As a leader in our community, he should know better.
 
But this isn’t about him.
 
It’s about you.
 
It’s about you doing the vestry a favor.”

That request was even more shocking
to Carly than her indictment of her father. “A favor?” she asked.

“Let me explain.
 
The new head mistress, Miss Flannigan, will
be staying at your father’s hotel.
 
At
the Jericho Inn.
 
We thought, given your
familial relationship with the owner, that you would be the best person to escort
her over there and introduce her to Mrs. Sinatra.
 
If you don’t mind.”

Carly smiled.
 
“Not at all,” she said.
 
It was a reasonable request.
 
“I’ll be honored to do so.”

Penelope smiled.
 
“Good,” she said.
 
“You have always been an outstanding person,
Carly.
 
That is why we didn’t hesitate to
hire you.
 
Big Daddy may have asked us to
consider you, but he does not run Saint Catherine’s the way he runs the rest of
this town.
 
We hired you in spite of
him.
 
Thank you,” she said, and left.

Carly shook her head.
 
What did her father ever do to that
woman?
 
Sometimes she could be so reasonable,
like her request for Carly to escort the new head mistress, and other times she
could be the most unbearably obnoxious woman she’d ever met.

But when Carly fell back in line, and
made her way into the auditorium, she realized that she was wrong.
 
As soon as she saw the new head mistress, and
especially saw the skin color of the new head mistress, she fully understood
why Penelope Wright singled her out to be the woman’s escort.
 
She clearly saw that Penelope Wright wasn’t
being reasonable at all.
 
Just, as she
usually was, obnoxious.

 
 
 
 
 
 
 
 
 
 
 
 
 
 
 
 
CHAPTER ELEVEN
 

 
“This is our chain of command,” Marla Grape
said to the new clerk, showing her the hierarchical tree on the front desk
computer.
 
“If a complaint comes in, you
contact me.
 
Always come to me first
because I’m the lead clerk.
 
But if I’m
not available, you move up the chain, as you can see here, to Mr. Sinatra.”

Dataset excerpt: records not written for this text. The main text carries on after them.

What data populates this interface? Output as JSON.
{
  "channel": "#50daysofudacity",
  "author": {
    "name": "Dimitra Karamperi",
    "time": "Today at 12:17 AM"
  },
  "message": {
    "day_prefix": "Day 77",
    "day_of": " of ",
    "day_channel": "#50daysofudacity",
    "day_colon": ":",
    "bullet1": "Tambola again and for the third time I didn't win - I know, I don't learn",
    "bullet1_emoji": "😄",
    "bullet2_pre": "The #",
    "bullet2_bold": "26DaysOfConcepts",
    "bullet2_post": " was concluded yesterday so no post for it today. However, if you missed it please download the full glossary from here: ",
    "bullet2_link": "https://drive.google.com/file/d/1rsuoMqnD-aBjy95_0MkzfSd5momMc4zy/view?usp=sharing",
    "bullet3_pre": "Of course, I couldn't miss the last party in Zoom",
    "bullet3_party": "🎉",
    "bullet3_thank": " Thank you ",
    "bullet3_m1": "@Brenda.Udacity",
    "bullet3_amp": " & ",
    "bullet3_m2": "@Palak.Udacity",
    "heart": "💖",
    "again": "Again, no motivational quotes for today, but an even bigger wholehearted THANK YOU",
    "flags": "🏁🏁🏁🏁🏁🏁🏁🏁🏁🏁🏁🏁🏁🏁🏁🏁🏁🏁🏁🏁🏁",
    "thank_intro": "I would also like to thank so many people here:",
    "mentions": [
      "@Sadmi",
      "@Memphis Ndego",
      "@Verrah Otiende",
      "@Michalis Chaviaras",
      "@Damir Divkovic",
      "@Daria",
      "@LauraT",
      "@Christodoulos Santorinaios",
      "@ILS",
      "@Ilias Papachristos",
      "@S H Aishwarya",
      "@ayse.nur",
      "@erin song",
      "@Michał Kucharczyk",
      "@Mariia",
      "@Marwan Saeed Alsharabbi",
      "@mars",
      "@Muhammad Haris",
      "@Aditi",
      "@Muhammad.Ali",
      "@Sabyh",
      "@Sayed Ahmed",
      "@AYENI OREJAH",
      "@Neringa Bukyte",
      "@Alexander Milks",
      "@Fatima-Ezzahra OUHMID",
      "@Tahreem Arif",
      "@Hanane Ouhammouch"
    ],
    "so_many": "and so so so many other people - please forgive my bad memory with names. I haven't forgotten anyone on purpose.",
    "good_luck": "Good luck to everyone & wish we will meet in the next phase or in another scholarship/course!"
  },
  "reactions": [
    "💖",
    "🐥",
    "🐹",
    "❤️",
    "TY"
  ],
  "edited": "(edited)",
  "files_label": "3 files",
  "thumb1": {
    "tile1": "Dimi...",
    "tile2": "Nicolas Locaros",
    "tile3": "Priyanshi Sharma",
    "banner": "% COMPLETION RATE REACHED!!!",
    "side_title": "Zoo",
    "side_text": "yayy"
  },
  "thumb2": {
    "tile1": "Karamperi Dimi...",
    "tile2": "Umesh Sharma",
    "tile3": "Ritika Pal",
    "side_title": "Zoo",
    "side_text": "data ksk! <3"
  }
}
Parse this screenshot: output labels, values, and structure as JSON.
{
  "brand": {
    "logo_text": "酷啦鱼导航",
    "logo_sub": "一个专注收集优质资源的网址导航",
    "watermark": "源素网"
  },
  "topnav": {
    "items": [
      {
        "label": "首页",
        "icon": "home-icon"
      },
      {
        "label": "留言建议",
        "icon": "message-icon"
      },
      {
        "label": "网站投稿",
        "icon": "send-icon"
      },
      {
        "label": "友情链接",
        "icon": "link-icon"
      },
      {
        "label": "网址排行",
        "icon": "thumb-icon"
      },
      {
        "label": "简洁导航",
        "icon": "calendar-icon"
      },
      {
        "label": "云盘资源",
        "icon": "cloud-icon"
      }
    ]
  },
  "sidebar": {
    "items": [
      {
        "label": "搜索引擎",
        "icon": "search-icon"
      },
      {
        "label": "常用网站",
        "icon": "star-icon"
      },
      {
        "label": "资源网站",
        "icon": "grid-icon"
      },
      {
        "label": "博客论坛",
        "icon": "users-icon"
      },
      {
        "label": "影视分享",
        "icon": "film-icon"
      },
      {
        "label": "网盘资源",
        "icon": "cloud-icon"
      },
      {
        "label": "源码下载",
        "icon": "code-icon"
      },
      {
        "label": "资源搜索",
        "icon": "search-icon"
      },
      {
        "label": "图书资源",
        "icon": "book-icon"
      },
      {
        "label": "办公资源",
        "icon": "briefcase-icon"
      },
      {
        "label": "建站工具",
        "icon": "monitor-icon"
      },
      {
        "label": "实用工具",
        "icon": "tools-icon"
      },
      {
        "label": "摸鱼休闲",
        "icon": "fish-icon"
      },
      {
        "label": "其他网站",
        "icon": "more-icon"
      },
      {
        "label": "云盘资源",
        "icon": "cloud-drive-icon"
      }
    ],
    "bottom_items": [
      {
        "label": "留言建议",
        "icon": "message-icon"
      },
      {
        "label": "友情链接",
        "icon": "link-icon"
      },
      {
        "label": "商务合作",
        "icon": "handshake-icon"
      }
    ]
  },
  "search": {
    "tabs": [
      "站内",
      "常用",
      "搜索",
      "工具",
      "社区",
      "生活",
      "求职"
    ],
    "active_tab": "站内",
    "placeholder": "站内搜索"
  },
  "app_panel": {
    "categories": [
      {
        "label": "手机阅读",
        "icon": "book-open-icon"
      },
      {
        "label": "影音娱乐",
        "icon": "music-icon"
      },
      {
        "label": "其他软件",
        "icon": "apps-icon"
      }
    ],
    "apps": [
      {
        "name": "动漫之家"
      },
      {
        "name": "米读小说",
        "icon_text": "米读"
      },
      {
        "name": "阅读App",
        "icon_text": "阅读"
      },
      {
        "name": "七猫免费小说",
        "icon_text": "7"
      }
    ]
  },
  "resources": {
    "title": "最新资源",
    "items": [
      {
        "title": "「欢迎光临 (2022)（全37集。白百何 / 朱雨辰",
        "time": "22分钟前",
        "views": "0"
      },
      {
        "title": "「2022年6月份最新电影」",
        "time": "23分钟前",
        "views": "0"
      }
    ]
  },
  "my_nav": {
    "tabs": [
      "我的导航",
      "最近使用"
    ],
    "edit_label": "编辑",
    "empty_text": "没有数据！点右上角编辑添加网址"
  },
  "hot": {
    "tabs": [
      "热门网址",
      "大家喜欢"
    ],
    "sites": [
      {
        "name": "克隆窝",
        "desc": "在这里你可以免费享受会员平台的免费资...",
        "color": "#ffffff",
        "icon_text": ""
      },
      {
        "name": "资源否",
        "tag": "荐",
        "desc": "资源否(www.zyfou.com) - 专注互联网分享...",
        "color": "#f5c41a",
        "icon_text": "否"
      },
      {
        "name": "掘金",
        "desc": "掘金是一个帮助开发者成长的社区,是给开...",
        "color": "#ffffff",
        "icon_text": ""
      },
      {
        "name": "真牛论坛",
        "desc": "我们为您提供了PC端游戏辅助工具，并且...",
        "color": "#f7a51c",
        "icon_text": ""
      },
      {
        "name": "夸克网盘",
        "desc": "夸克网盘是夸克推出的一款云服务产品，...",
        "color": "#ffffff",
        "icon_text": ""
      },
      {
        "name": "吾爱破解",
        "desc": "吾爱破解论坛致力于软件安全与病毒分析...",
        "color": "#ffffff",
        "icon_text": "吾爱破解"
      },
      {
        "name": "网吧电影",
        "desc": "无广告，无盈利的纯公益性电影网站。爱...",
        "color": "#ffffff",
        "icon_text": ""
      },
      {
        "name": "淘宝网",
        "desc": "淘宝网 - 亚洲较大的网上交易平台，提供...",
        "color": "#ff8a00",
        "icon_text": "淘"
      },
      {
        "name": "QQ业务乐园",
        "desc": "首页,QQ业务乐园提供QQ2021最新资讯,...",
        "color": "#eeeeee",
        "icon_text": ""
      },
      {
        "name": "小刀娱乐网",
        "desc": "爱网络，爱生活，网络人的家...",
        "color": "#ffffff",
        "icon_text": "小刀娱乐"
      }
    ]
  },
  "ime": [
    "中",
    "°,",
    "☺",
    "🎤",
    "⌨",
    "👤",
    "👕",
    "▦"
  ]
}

Becky Hamlisch, the new clerk, looked
at the older woman.
 

Mister
Sinatra?” she asked.
 
“You mean Donnie?”

Marla shook her head.
 
“No, I do not mean
Donnie
.
 
I mean Mr.
Sinatra.
 
I know everybody thinks of him
as one of them, but he is still the desk clerk supervisor of this hotel.
 
He’s
Mister
Sinatra to you and me and everybody else who works here.”

“I didn’t mean any disrespect,” Becky
quickly stated, distressed by Marla’s response.
 
“Honest I didn’t.
 
He told me to
call him Donnie, that’s the only reason I said it like that.”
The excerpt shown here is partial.